Kevin Chapman, MD, Associate Professor of Pediatrics and Neurology at the University of Colorado in Denver, and his colleagues conducted a retrospective review of 58 children (average age, 7) with catastrophic forms of epilepsy who were receiving artisanal oral cannabis extracts when they came to Children’s Hospital Colorado for care. The investigators found that for one-third of patients, parents reported a seizure reduction of 50% or more, but this report did not correlate with an improvement in the children’s EEGs.

Of the 16 patients who had baseline EEGs before and during treatment with cannabis, two showed signs of improvement. The researchers also noted that the response rate did not change with various strains of cannabis.
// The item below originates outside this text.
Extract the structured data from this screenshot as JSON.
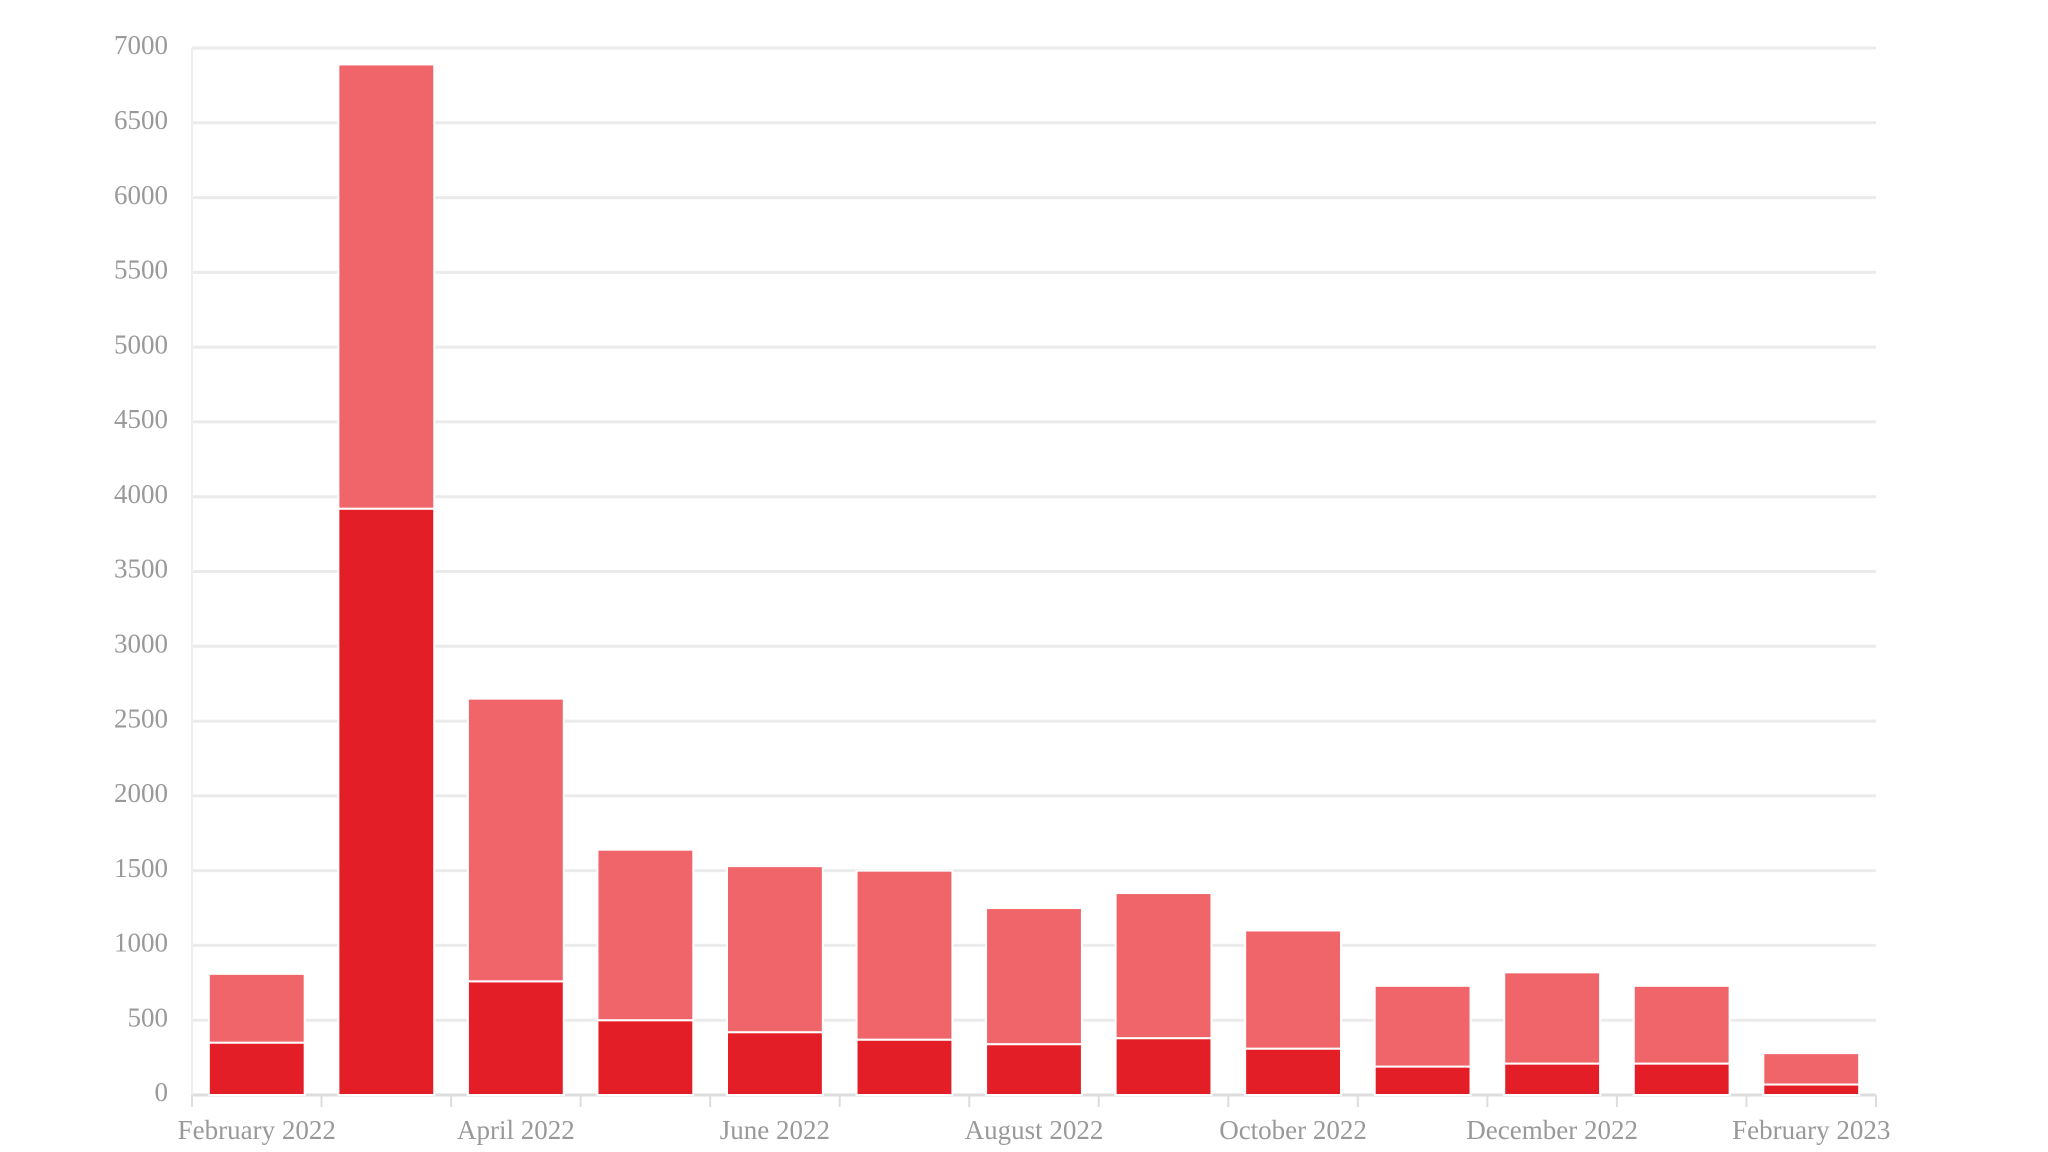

In addition, families who moved to Colorado for cannibidiol treatment were three times as likely to report seizure reduction of greater than 50% than families who were already in Colorado.

Adverse effects occurred in 47% of the patients. Approximately 21% of patients had increased seizures or new seizures, 14% had somnolence or fatigue, and 10% had rare adverse events of developmental regression. One patient needed intubation, and one patient died.

“This substantial gap between the clinical observations and various anecdotal reports highlighted in popular media underscores the desperate need shared by the entire epilepsy community for robust scientific evidence regarding the potential benefit and risks of marijuana in people with epilepsy,” said Dr. Chapman.